Ne laissons pas succéder à l’inquiétude de ces temps difficiles
l’amnésie qui nous condamnerait à nouveau à mort. Souvenons-nous qu’ils
sont la cause de ces crises dont nous payons le prix fort. C’est dans
les moments où ils apparaissent le plus vacillants qu’il faut savoir
aiguiser les couteaux. Mais, inlassable, vous poursuivez votre monologue
en parlant solidarité, entraide, nationalisations — c’est dire si la
situation vous est déroutante. Comme le montre bien un récent article de
la revue Acta, cela ne fait que trahir la destinée inéluctablement
fatale du capitalisme, et met sur la table le dilemme si limpide : communisme ou extinction.
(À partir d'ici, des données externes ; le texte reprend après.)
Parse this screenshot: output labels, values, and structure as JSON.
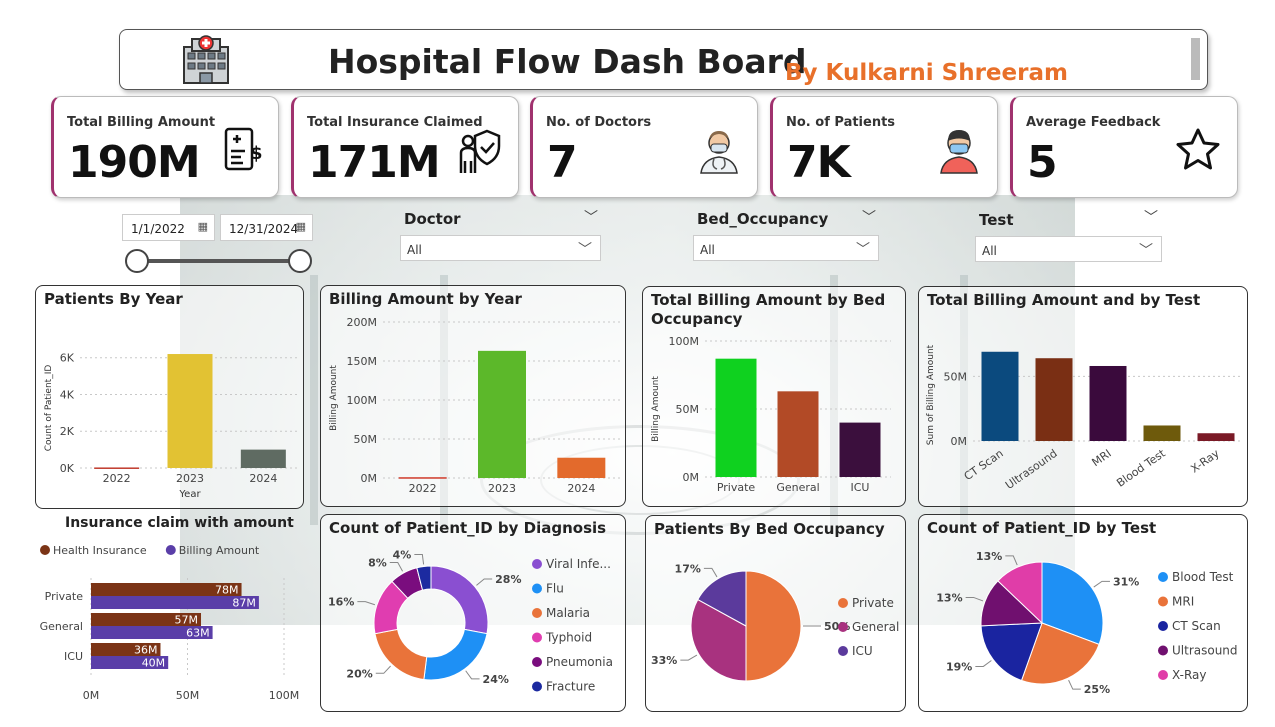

Mais on retrouve rapidement votre nature profonde lorsqu’au sommet de
votre envolée révolutionnaire, vous annoncez votre soutien aux
entreprises face au crédit (autrement dit, votre soutien aux banques) et
des réductions de cotisations sociales (celles-là mêmes, donc, qui
financent l’hôpital public). Vous ne rechignez pas non plus votre
plaisir à ajouter aux mesures de confinement la note répressive que vous
maîtrisez si bien.
Et poursuivez : « Nous sommes en guerre. » Nous sommes en guerre, ça,
nous le savions déjà. Les Gilets jaunes qui y ont laissé une main, un
œil ou la vie le savent. Les femmes de la nuit du 8 mars dernier le
savent. Les familles entières en centre de rétention le savent. Les
cheminots qui n’ont vu pour seule réponse à leur grève historique qu’un
49.3 le savent. La jeunesse prolétaire, contrôlée, frappée et enfermée
depuis des décennies le sait. À dire vrai, cela fait maintenant trois
ans que nous sommes en guerre contre vous, quatre décennies que nous
sommes en guerre contre le néolibéralisme, et près de deux siècles que
nous sommes en guerre contre le capitalisme. Nous sommes en guerre, et
vous êtes nos ennemis. Vous qui n’avez jamais hésité à nous porter des
coups fatals, il faudra bien un jour que nous venions vraiment vous
chercher, une bonne fois pour toutes.